Testing showed that the void fraction, defined as the percentage of a defined volume which consists of air bubbles, has a direct and predictable effect on the amount of sound attenuated, which agrees with theory. In addition, the frequencies that are maximally attenuated are also directly related to the resonance frequencies of the acoustic elements. Peak reductions of 50 dB at the resonance frequency of the acoustic elements is noted, with significant reductions occurring up to 10 times the resonance frequency of the acoustic elements. Mixing of multiple resonator sizes will be discussed, as will the use of different materials, and the unavoidable limitations around noise mitigation of ground-laying UXO.

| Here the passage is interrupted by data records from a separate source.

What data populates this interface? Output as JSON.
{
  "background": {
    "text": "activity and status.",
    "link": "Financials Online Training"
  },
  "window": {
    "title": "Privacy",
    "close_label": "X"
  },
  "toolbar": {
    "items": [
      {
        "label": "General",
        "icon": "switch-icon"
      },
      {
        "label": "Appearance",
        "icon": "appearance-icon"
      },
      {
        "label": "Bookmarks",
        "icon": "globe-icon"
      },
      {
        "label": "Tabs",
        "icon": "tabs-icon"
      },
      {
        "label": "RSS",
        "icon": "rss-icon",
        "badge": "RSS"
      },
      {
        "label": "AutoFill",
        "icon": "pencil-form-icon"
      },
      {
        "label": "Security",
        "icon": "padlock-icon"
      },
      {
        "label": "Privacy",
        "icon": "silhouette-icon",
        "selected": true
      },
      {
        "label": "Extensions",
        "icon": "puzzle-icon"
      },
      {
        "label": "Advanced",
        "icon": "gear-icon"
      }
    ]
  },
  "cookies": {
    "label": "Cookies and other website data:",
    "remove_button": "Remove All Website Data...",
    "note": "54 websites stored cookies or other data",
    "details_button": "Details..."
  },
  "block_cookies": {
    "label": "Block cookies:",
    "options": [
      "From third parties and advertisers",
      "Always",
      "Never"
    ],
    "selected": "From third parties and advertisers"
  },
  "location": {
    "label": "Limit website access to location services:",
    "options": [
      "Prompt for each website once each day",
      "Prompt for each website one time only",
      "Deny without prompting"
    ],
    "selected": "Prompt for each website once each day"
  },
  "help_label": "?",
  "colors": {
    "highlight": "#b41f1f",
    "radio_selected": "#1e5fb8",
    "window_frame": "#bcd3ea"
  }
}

A demonstration of using an acoustic resonator-based noise reduction system and its application to UXO is described. The results show that using this approach one can control the amount of attenuation and the frequencies at which there is maximum reduction, unique to any other noise mitigation system. In addition, the operational advantages of this approach to noise mitigation on UXO in the North Sea are significant because of its small footprint and the fact that it's a completely passive system, requiring no air compressors or other source of power.


Attendees will learn about various noise abatement systems and the science behind the relative advantages and disadvantages of different systems. In specific, they will learn about the concepts of bubble acoustics, Helmholtz resonance, and impedance mismatching and how they are applied to noise reduction devices. In addition, the topic of ground-borne vibration and how that affects noise reduction will be addressed. Finally, they will learn about how systems can be tailored to particular applications and the advantages of such an approach.